KEEPING SCORE: Japan’s benchmark Nikkei 225 rose 0.1 percent in morning trading to 18,628.98. Australia’s S&P/ASX 200 inched up 0.3 percent to 5,944.70. Hong Kong Hang Seng was little changed, inching up 0.01 percent to 24,752.20, while South Korea’s Kospi added 0.8 percent to 1,990.92.
WALL STREET MILESTONES: The Dow Jones industrial average and Standard & Poor’s 500 index delivered new highs. The Dow ended up 92.35 points, or 0.5 percent, at 18,209.19. That’s up 0.4 percent from its most-recent high of 18,140.44 last Friday. The S&P 500 gained 5.82 points, or 0.3 percent, to 2,115.48. The index also reached its previous high of 2,110.30 on Friday. The Nasdaq gained 7.15 points, or 0.1 percent, to 4,968.12, finishing higher for the 10th day straight.
FED FACTOR: Global markets were cheered by comments from U.S. Federal Reserve Chair Janet Yellen, who told Congress the central bank would be patient about raising interest rates because the job market is still healing and inflation is too low. Lower interest rates make borrowing easier and tend to be a plus for markets.
ANALYST TAKE: “Yellen painted an optimistic view of the U.S. economy overall, pointing to improvement in the labor market,” according to the daily market report by the Singapore branch of Mizuho Bank.
GREECE FACTOR: Progress in Greece’s efforts to secure an extension of its rescue program added to the optimism. Athens and its bailout creditors reached a tentative agreement last week to continue a rescue loan program by four months to avoid the risk of a Greek default.

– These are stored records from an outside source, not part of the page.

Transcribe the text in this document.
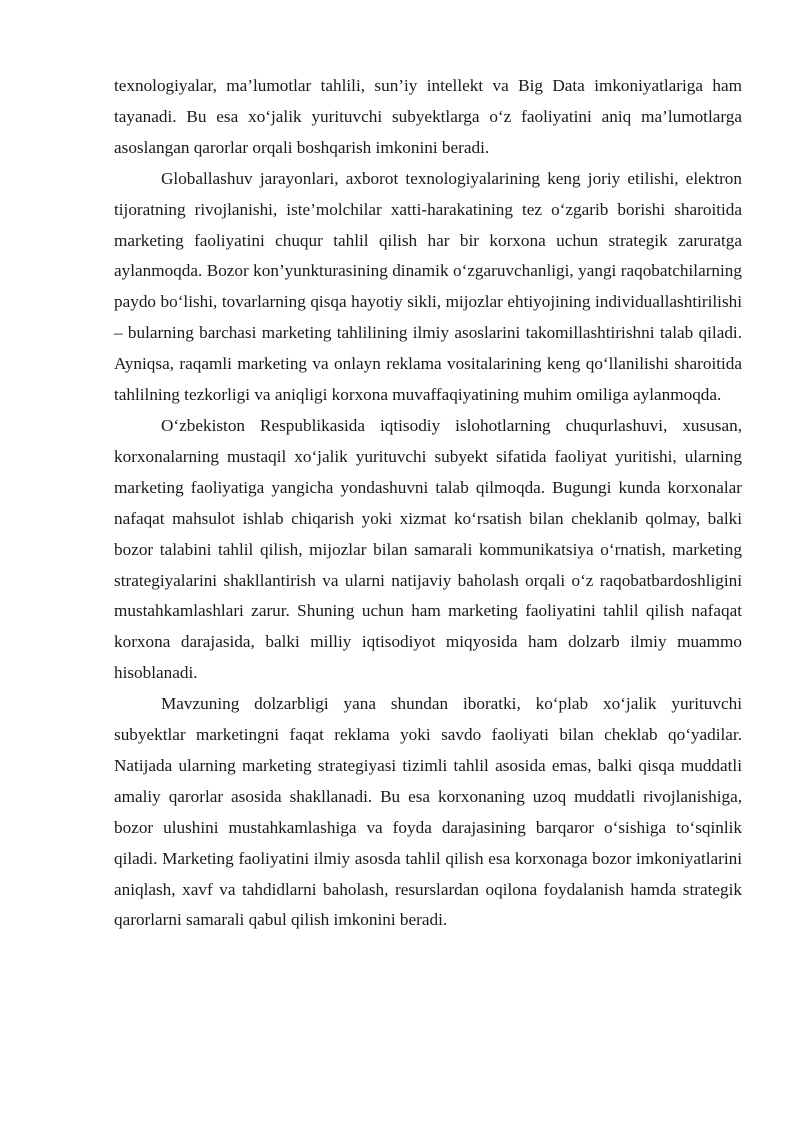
texnologiyalar, ma’lumotlar tahlili, sun’iy intellekt va Big Data imkoniyatlariga ham tayanadi. Bu esa xo‘jalik yurituvchi subyektlarga o‘z faoliyatini aniq ma’lumotlarga asoslangan qarorlar orqali boshqarish imkonini beradi.

Globallashuv jarayonlari, axborot texnologiyalarining keng joriy etilishi, elektron tijoratning rivojlanishi, iste’molchilar xatti-harakatining tez o‘zgarib borishi sharoitida marketing faoliyatini chuqur tahlil qilish har bir korxona uchun strategik zaruratga aylanmoqda. Bozor kon’yunkturasining dinamik o‘zgaruvchanligi, yangi raqobatchilarning paydo bo‘lishi, tovarlarning qisqa hayotiy sikli, mijozlar ehtiyojining individuallashtirilishi – bularning barchasi marketing tahlilining ilmiy asoslarini takomillashtirishni talab qiladi. Ayniqsa, raqamli marketing va onlayn reklama vositalarining keng qo‘llanilishi sharoitida tahlilning tezkorligi va aniqligi korxona muvaffaqiyatining muhim omiliga aylanmoqda.

O‘zbekiston Respublikasida iqtisodiy islohotlarning chuqurlashuvi, xususan, korxonalarning mustaqil xo‘jalik yurituvchi subyekt sifatida faoliyat yuritishi, ularning marketing faoliyatiga yangicha yondashuvni talab qilmoqda. Bugungi kunda korxonalar nafaqat mahsulot ishlab chiqarish yoki xizmat ko‘rsatish bilan cheklanib qolmay, balki bozor talabini tahlil qilish, mijozlar bilan samarali kommunikatsiya o‘rnatish, marketing strategiyalarini shakllantirish va ularni natijaviy baholash orqali o‘z raqobatbardoshligini mustahkamlashlari zarur. Shuning uchun ham marketing faoliyatini tahlil qilish nafaqat korxona darajasida, balki milliy iqtisodiyot miqyosida ham dolzarb ilmiy muammo hisoblanadi.

Mavzuning dolzarbligi yana shundan iboratki, ko‘plab xo‘jalik yurituvchi subyektlar marketingni faqat reklama yoki savdo faoliyati bilan cheklab qo‘yadilar. Natijada ularning marketing strategiyasi tizimli tahlil asosida emas, balki qisqa muddatli amaliy qarorlar asosida shakllanadi. Bu esa korxonaning uzoq muddatli rivojlanishiga, bozor ulushini mustahkamlashiga va foyda darajasining barqaror o‘sishiga to‘sqinlik qiladi. Marketing faoliyatini ilmiy asosda tahlil qilish esa korxonaga bozor imkoniyatlarini aniqlash, xavf va tahdidlarni baholash, resurslardan oqilona foydalanish hamda strategik qarorlarni samarali qabul qilish imkonini beradi.
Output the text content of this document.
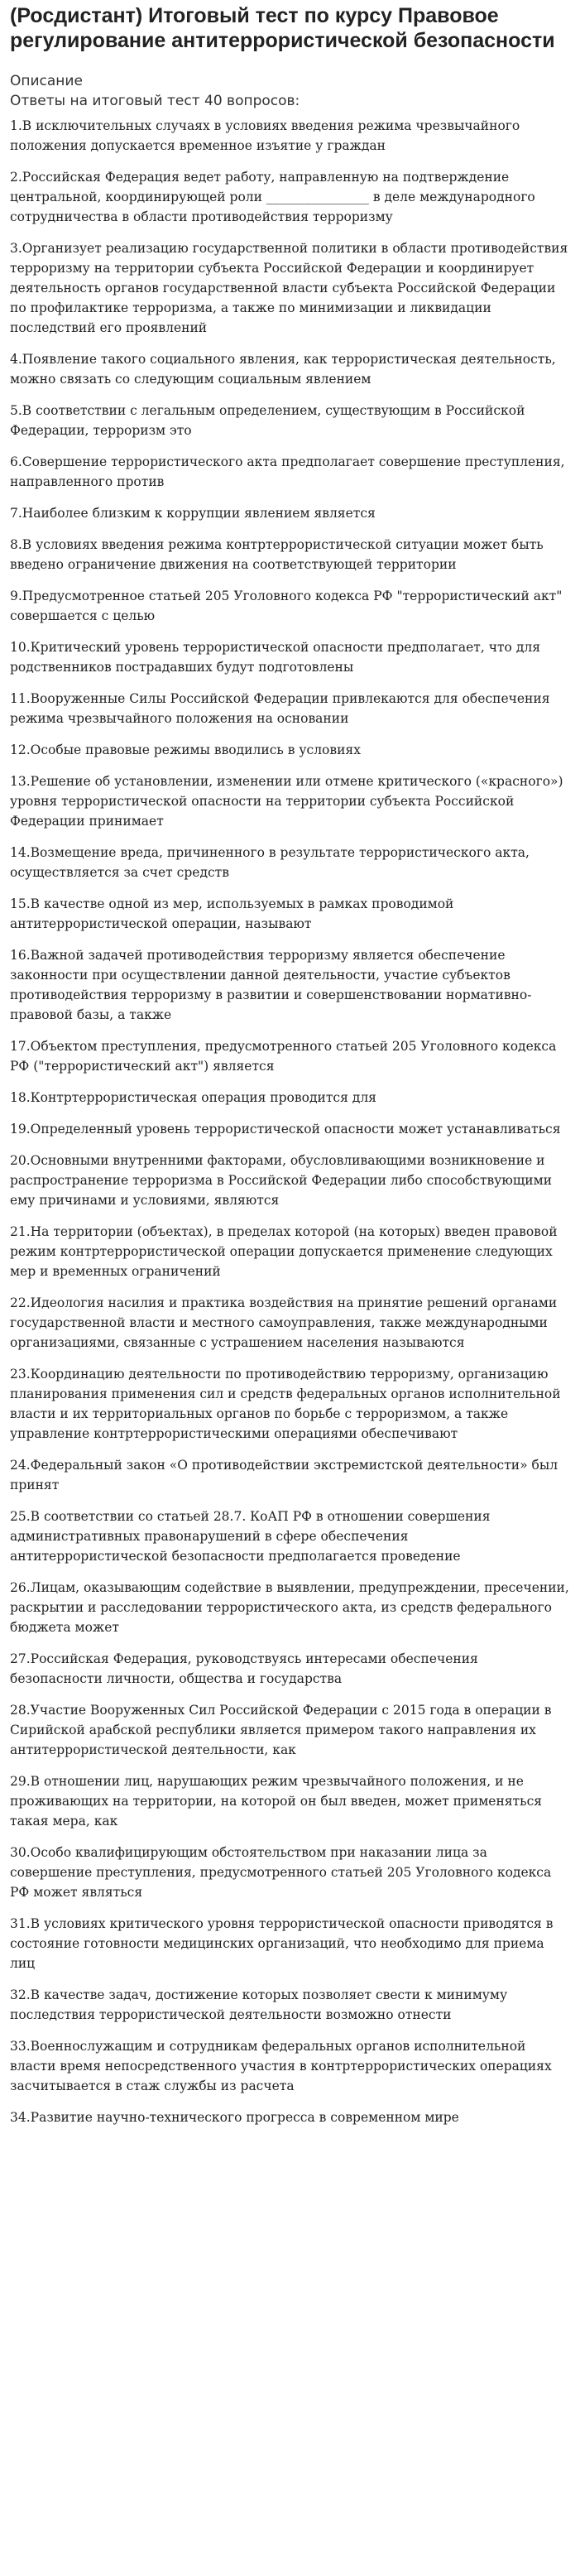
(Росдистант) Итоговый тест по курсу Правовое регулирование антитеррористической безопасности

Описание

Ответы на итоговый тест 40 вопросов:

1.В исключительных случаях в условиях введения режима чрезвычайного положения допускается временное изъятие у граждан

2.Российская Федерация ведет работу, направленную на подтверждение центральной, координирующей роли ________________ в деле международного сотрудничества в области противодействия терроризму

3.Организует реализацию государственной политики в области противодействия терроризму на территории субъекта Российской Федерации и координирует деятельность органов государственной власти субъекта Российской Федерации по профилактике терроризма, а также по минимизации и ликвидации последствий его проявлений

4.Появление такого социального явления, как террористическая деятельность, можно связать со следующим социальным явлением

5.В соответствии с легальным определением, существующим в Российской Федерации, терроризм это

6.Совершение террористического акта предполагает совершение преступления, направленного против

7.Наиболее близким к коррупции явлением является

8.В условиях введения режима контртеррористической ситуации может быть введено ограничение движения на соответствующей территории

9.Предусмотренное статьей 205 Уголовного кодекса РФ "террористический акт" совершается с целью

10.Критический уровень террористической опасности предполагает, что для родственников пострадавших будут подготовлены

11.Вооруженные Силы Российской Федерации привлекаются для обеспечения режима чрезвычайного положения на основании

12.Особые правовые режимы вводились в условиях

13.Решение об установлении, изменении или отмене критического («красного») уровня террористической опасности на территории субъекта Российской Федерации принимает

14.Возмещение вреда, причиненного в результате террористического акта, осуществляется за счет средств

15.В качестве одной из мер, используемых в рамках проводимой антитеррористической операции, называют

16.Важной задачей противодействия терроризму является обеспечение законности при осуществлении данной деятельности, участие субъектов противодействия терроризму в развитии и совершенствовании нормативно-правовой базы, а также

17.Объектом преступления, предусмотренного статьей 205 Уголовного кодекса РФ ("террористический акт") является

18.Контртеррористическая операция проводится для

19.Определенный уровень террористической опасности может устанавливаться

20.Основными внутренними факторами, обусловливающими возникновение и распространение терроризма в Российской Федерации либо способствующими ему причинами и условиями, являются

21.На территории (объектах), в пределах которой (на которых) введен правовой режим контртеррористической операции допускается применение следующих мер и временных ограничений

22.Идеология насилия и практика воздействия на принятие решений органами государственной власти и местного самоуправления, также международными организациями, связанные с устрашением населения называются

23.Координацию деятельности по противодействию терроризму, организацию планирования применения сил и средств федеральных органов исполнительной власти и их территориальных органов по борьбе с терроризмом, а также управление контртеррористическими операциями обеспечивают

24.Федеральный закон «О противодействии экстремистской деятельности» был принят

25.В соответствии со статьей 28.7. КоАП РФ в отношении совершения административных правонарушений в сфере обеспечения антитеррористической безопасности предполагается проведение

26.Лицам, оказывающим содействие в выявлении, предупреждении, пресечении, раскрытии и расследовании террористического акта, из средств федерального бюджета может

27.Российская Федерация, руководствуясь интересами обеспечения безопасности личности, общества и государства

28.Участие Вооруженных Сил Российской Федерации с 2015 года в операции в Сирийской арабской республики является примером такого направления их антитеррористической деятельности, как

29.В отношении лиц, нарушающих режим чрезвычайного положения, и не проживающих на территории, на которой он был введен, может применяться такая мера, как

30.Особо квалифицирующим обстоятельством при наказании лица за совершение преступления, предусмотренного статьей 205 Уголовного кодекса РФ может являться

31.В условиях критического уровня террористической опасности приводятся в состояние готовности медицинских организаций, что необходимо для приема лиц

32.В качестве задач, достижение которых позволяет свести к минимуму последствия террористической деятельности возможно отнести

33.Военнослужащим и сотрудникам федеральных органов исполнительной власти время непосредственного участия в контртеррористических операциях засчитывается в стаж службы из расчета

34.Развитие научно-технического прогресса в современном мире
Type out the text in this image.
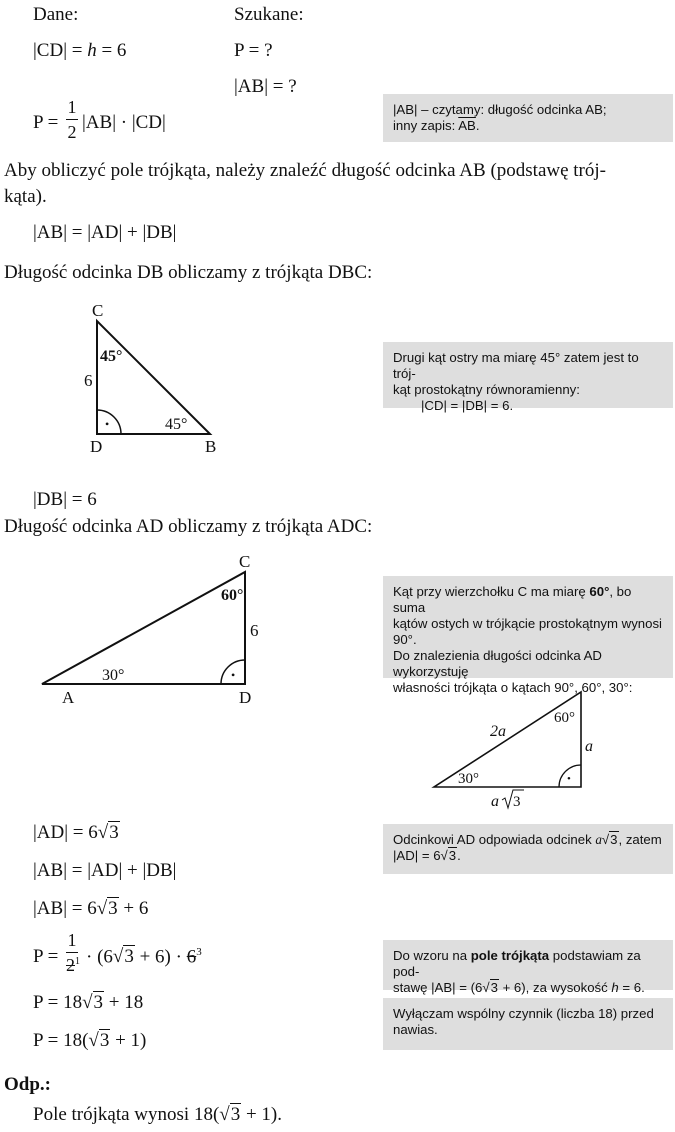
Dane:
|CD| = h = 6
P =
1
2 |AB| · |CD|
Szukane:
P = ?
|AB| = ?
|AB| – czytamy: długość odcinka AB;
inny zapis: $\overline{AB}$.
Aby obliczyć pole trójkąta, należy znaleźć długość odcinka AB (podstawę trój-
kąta).
|AB| = |AD| + |DB|
Długość odcinka DB obliczamy z trójkąta DBC:
•
C
D	B
6
45°
45°
Drugi kąt ostry ma miarę 45° zatem jest to trój-
kąt prostokątny równoramienny:
|CD| = |DB| = 6.
|DB| = 6
Długość odcinka AD obliczamy z trójkąta ADC:
•
C
A	D
6
60°
30°
Kąt przy wierzchołku C ma miarę 60°, bo suma
kątów ostych w trójkącie prostokątnym wynosi
90°.
Do znalezienia długości odcinka AD wykorzystuję
własności trójkąta o kątach 90°, 60°, 30°:
•
2a
a
60°
30°
a 3
|AD| = 6√3
|AB| = |AD| + |DB|
|AB| = 6√3 + 6
P =
1
$2^1 \cdot (6√3 + 6) \cdot 6^3$
P = 18√3 + 18
P = 18(√3 + 1)
Odcinkowi AD odpowiada odcinek a√3, zatem
|AD| = 6√3.
Do wzoru na pole trójkąta podstawiam za pod-
stawę |AB| = (6√3 + 6), za wysokość h = 6.
Wyłączam wspólny czynnik (liczba 18) przed
nawias.
Odp.:
Pole trójkąta wynosi 18(√3 + 1).
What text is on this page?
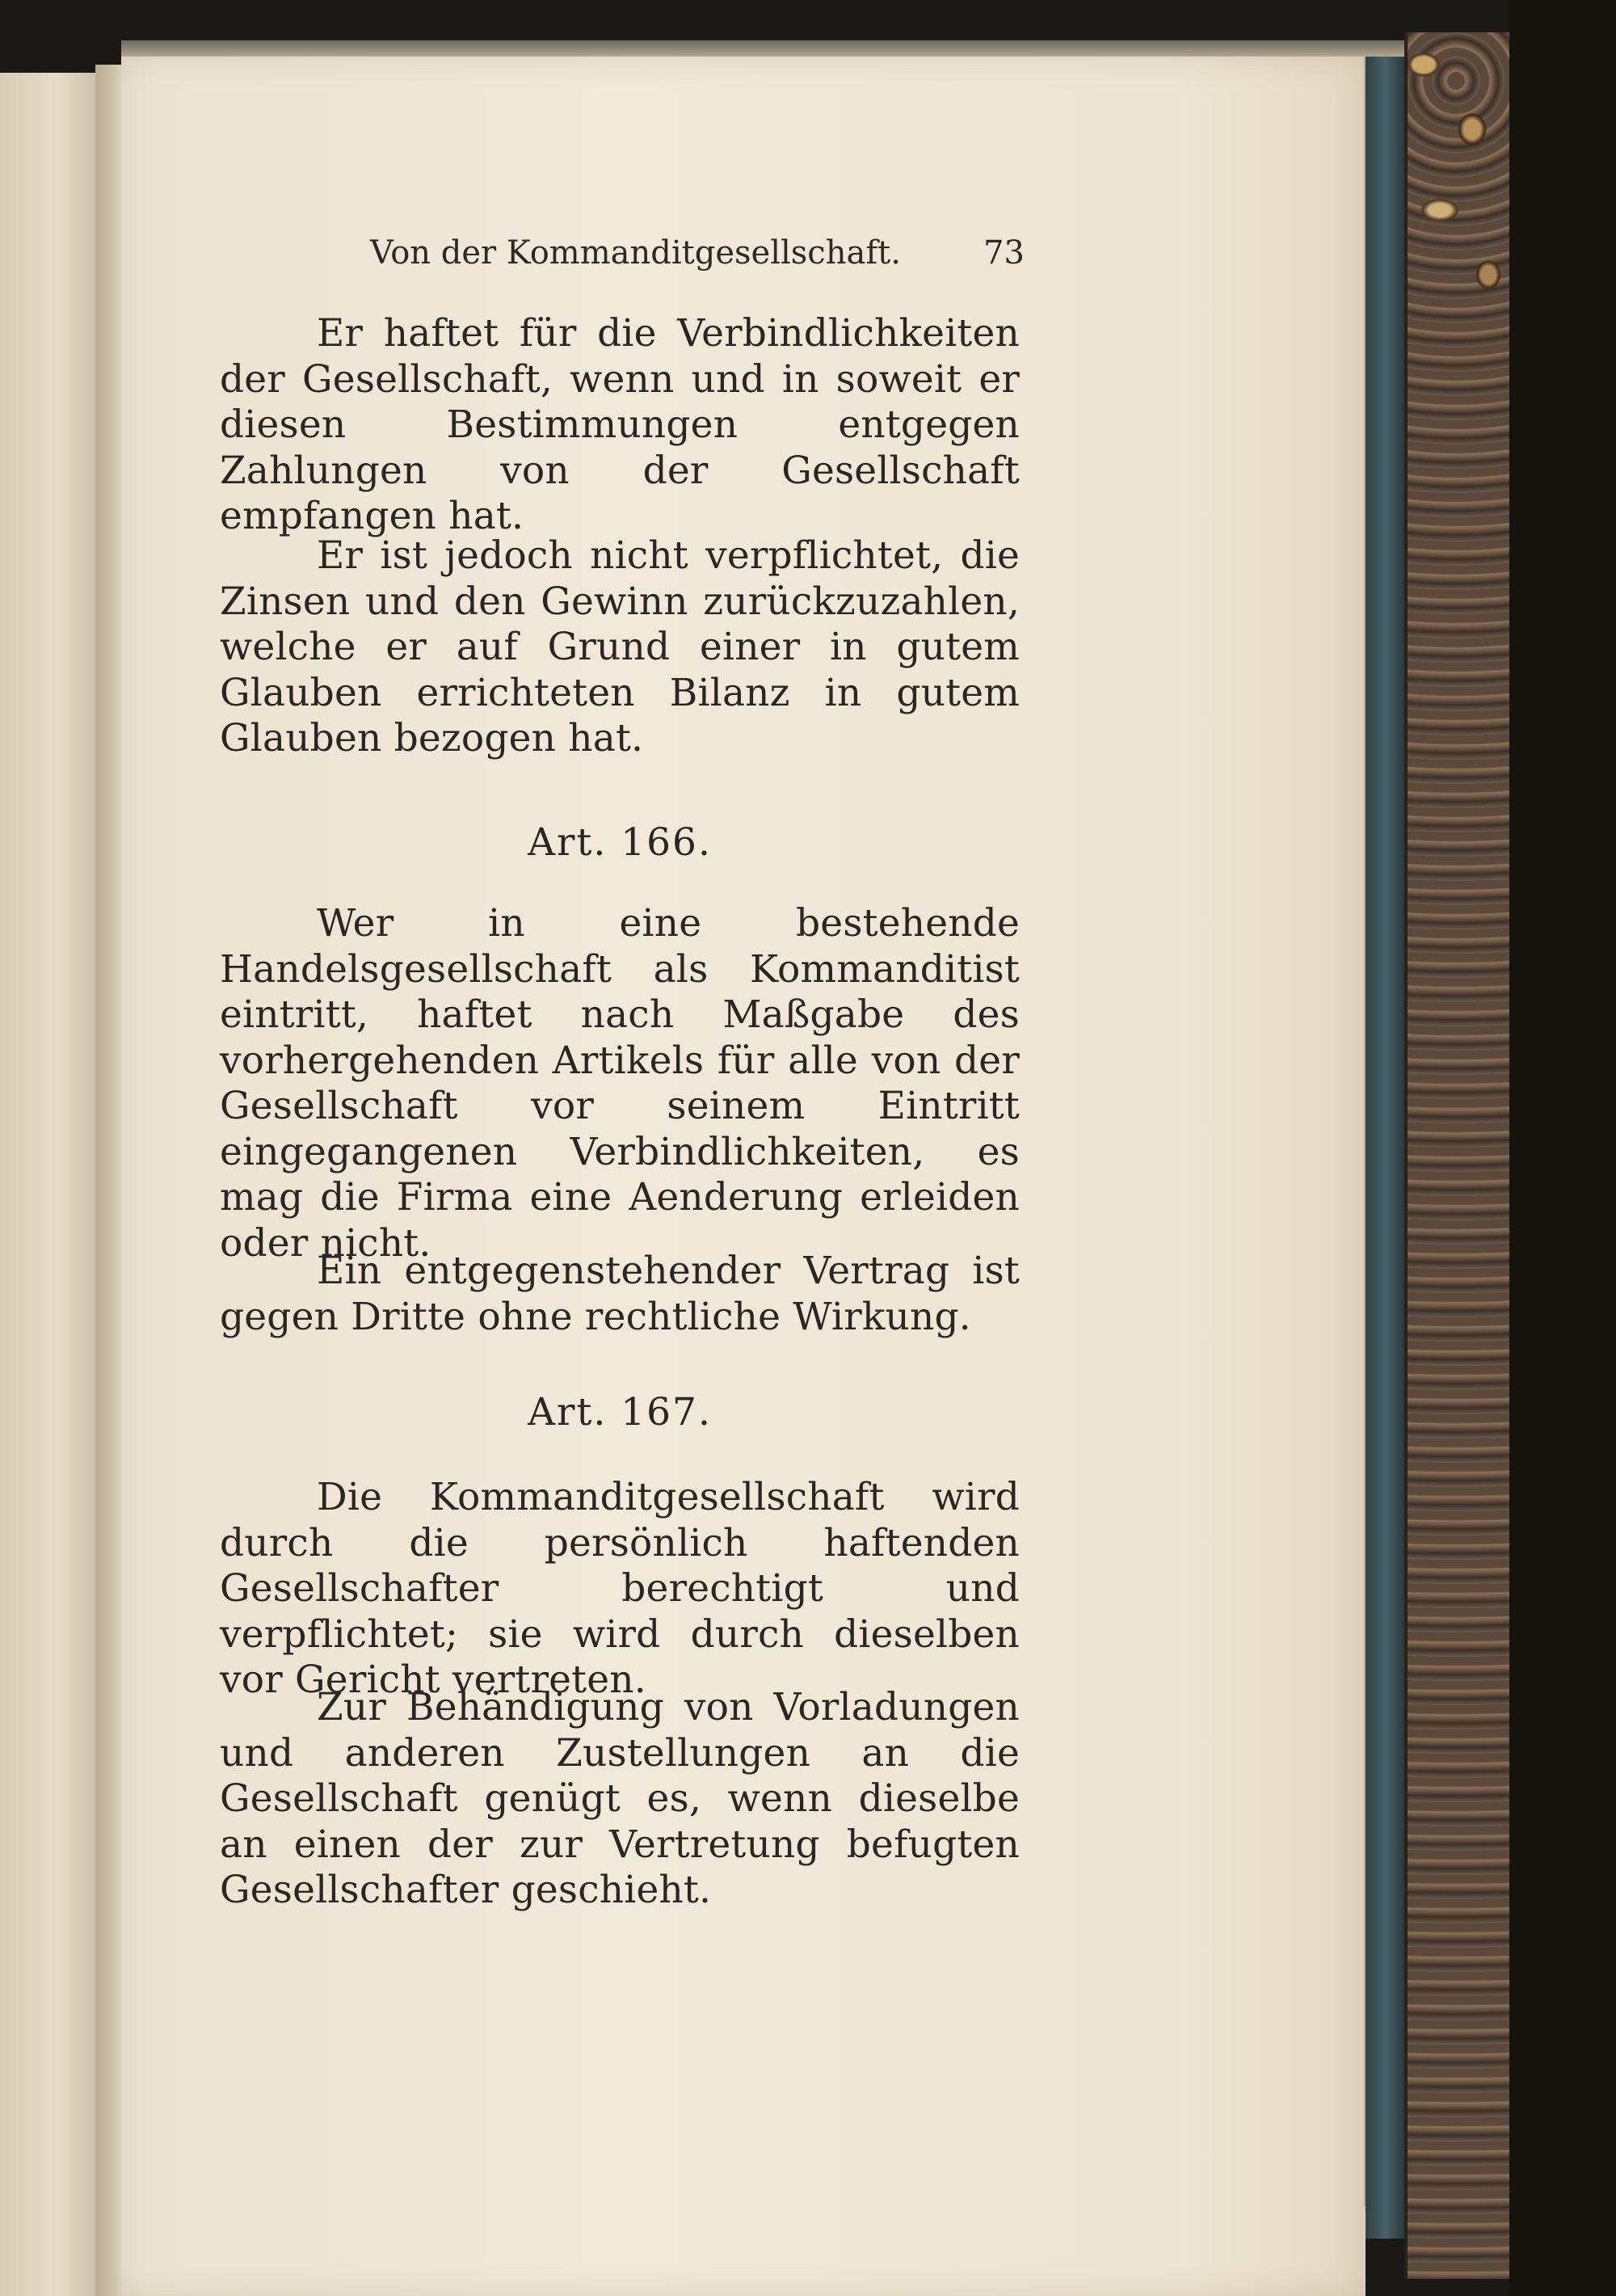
Von der Kommanditgesellschaft.	73

Er haftet für die Verbindlichkeiten der Gesellschaft, wenn und in soweit er diesen Bestimmungen entgegen Zahlungen von der Gesellschaft empfangen hat.

Er ist jedoch nicht verpflichtet, die Zinsen und den Gewinn zurückzuzahlen, welche er auf Grund einer in gutem Glauben errichteten Bilanz in gutem Glauben bezogen hat.

Art. 166.

Wer in eine bestehende Handelsgesellschaft als Kommanditist eintritt, haftet nach Maßgabe des vorhergehenden Artikels für alle von der Gesellschaft vor seinem Eintritt eingegangenen Verbindlichkeiten, es mag die Firma eine Aenderung erleiden oder nicht.

Ein entgegenstehender Vertrag ist gegen Dritte ohne rechtliche Wirkung.

Art. 167.

Die Kommanditgesellschaft wird durch die persönlich haftenden Gesellschafter berechtigt und verpflichtet; sie wird durch dieselben vor Gericht vertreten.

Zur Behändigung von Vorladungen und anderen Zustellungen an die Gesellschaft genügt es, wenn dieselbe an einen der zur Vertretung befugten Gesellschafter geschieht.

On Tuesday, European creditors approved a four-month extension to the nation’s financial bailout, sending stock indexes in Europe higher.
ENERGY: Benchmark U.S. crude fell 2 cents to $49.26 after falling for the fifth day in a row on expectations of rising inventories in the U.S. Brent crude, a benchmark for international oils used by many U.S. refineries, rose 20 cents to $58.86 in London.
CURRENCIES: The U.S. dollar was trading at 118.69 yen, down from 118.75 yen. The euro cost $1.1346, almost unchanged from the previous day.